Newsgroups: comp.sys.cbm
Subject: Re: C64 Random Generator?
Summary:
Expires:
References: <6hq9sp$ok7@news.acns.nwu.edu> <6hqisi$qg6@examiner.concentric.net>
Sender:
Followup-To:
Reply-To: sjudd@nwu.edu (Stephen Judd)
Distribution:
Organization: Northwestern University, Evanston, IL
Keywords:
Cc:
In article <6hqisi$qg6@examiner.concentric.net>,
Cameron Kaiser wrote:
>judd@merle.acns.nwu.edu (Stephen Judd) writes:
>
>>Another method I have seen is the "middle-squares" process: if x is
>>an m-digit random number, then the next number is given by the middle
>>m digits of x^2 (which is of size 2m). Anyways, as you can see it
The "it" above refers to any random number generation algorithm, btw.
>>is a deterministic process, and if you start from the same initial
>>value (the "seed"), then you will generate the same sequence. This
>>isn't a bad thing, btw -- it means you can reproduce results, initial
>>conditions, etc.
>
>I think this is the one proposed by von Neumann, and someone demonstrated a
>seed that when plugged into the von Neumann generator will devolve to zero
>after only a few cycles.

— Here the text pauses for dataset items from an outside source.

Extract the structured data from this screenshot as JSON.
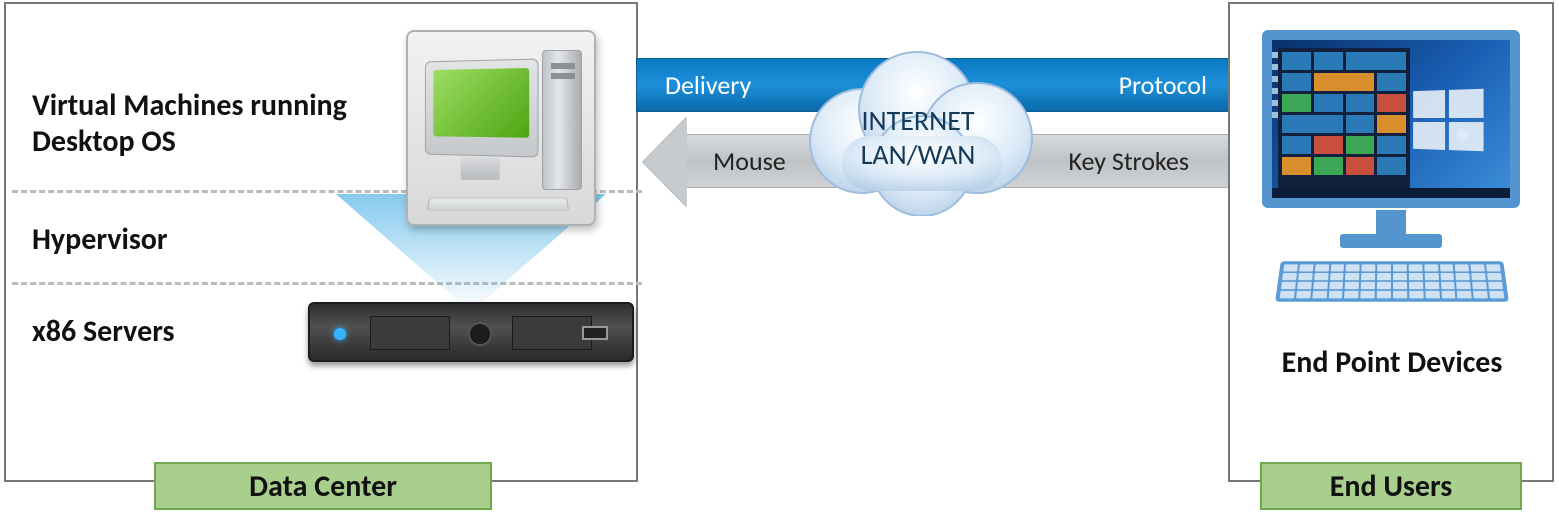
{
  "datacenter": {
    "caption": "Data Center",
    "layers": {
      "vm": "Virtual Machines running Desktop OS",
      "hyp": "Hypervisor",
      "x86": "x86 Servers"
    }
  },
  "arrows": {
    "forward": {
      "left_label": "Delivery",
      "right_label": "Protocol"
    },
    "backward": {
      "left_label": "Mouse",
      "right_label": "Key Strokes"
    }
  },
  "cloud": {
    "line1": "INTERNET",
    "line2": "LAN/WAN"
  },
  "endusers": {
    "caption": "End Users",
    "device_label": "End Point Devices"
  }
}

Apparently there are many such seeds, so this
>generator is effectively useless.
I read about this method in the paper "Equation of State Calculations by
Fast Computing Machines", by Nick Metropolis, Edward Teller, Marshall
Rosenbluth, Arianna Rosenbluth, and Augusta Teller (Journal Chem Phys.,
v21 No. 6, June 1953). "Useless" is a very strong adjective; therefore
I strongly disagree with it.
>>Also, RND(-X) swaps bytes in the random number ($61<->$64 and
>>$62<->$63 I believe) -- silly.
>
>IIRC RND(-X) puts X as the seed. So RND(-TI) works well, provided you
>consider the time a random number (but since it always starts at zero when
>you turn the computer on it's less random than you think).
Not quite. Let's have a look-see:
E097 20 2B BC JSR $BC2B ;Get sign of function argument
E09A 30 37 BMI $E0D3
E09C D0 20 BNE $E0BE
E09E 20 F3 FF JSR $FFF3 ;If zero, initialize from CIA timers
E0A1 86 22 STX $22
E0A3 84 23 STY $23
E0A5 A0 04 LDY #$04
E0A7 B1 22 LDA ($22),Y
E0A9 85 62 STA $62
E0AB C8 INY
E0AC B1 22 LDA ($22),Y
E0AE 85 64 STA $64
E0B0 A0 08 LDY #$08
E0B2 B1 22 LDA ($22),Y
E0B4 85 63 STA $63
E0B6 C8 INY
E0B7 B1 22 LDA ($22),Y
E0B9 85 65 STA $65
E0BB 4C E3 E0 JMP $E0E3
E0BE A9 8B LDA #$8B ;If positive, copy iterate to FAC1 (from $8B)
E0C0 A0 00 LDY #$00
E0C2 20 A2 BB JSR $BBA2
E0C5 A9 8D LDA #$8D ;Then multiply by num at $E08D (= 11879546)
E0C7 A0 E0 LDY #$E0
E0C9 20 28 BA JSR $BA28 ;Your favorite routine :)
E0CC A9 92 LDA #$92 ;And add number at $E092 (= 3.927677739e-8)
E0CE A0 E0 LDY #$E0
E0D0 20 67 B8 JSR $B867
;Entry point for RND(-X)
E0D3 A6 65 LDX $65 ;Do something dumb like reverse all the bytes
E0D5 A5 62 LDA $62
E0D7 85 65 STA $65
E0D9 86 62 STX $62
E0DB A6 63 LDX $63
E0DD A5 64 LDA $64
E0DF 85 63 STA $63
E0E1 86 64 STX $64
E0E3 A9 00 LDA #$00 ;Make positive
E0E5 85 66 STA $66
E0E7 A5 61 LDA $61 ;Do something dumb like use old exponent
E0E9 85 70 STA $70 ;as extra bits
E0EB A9 80 LDA #$80 ;Set exponent to -1
E0ED 85 61 STA $61
E0EF 20 D7 B8 JSR $B8D7 ;Normalize result (remove leading zeroes)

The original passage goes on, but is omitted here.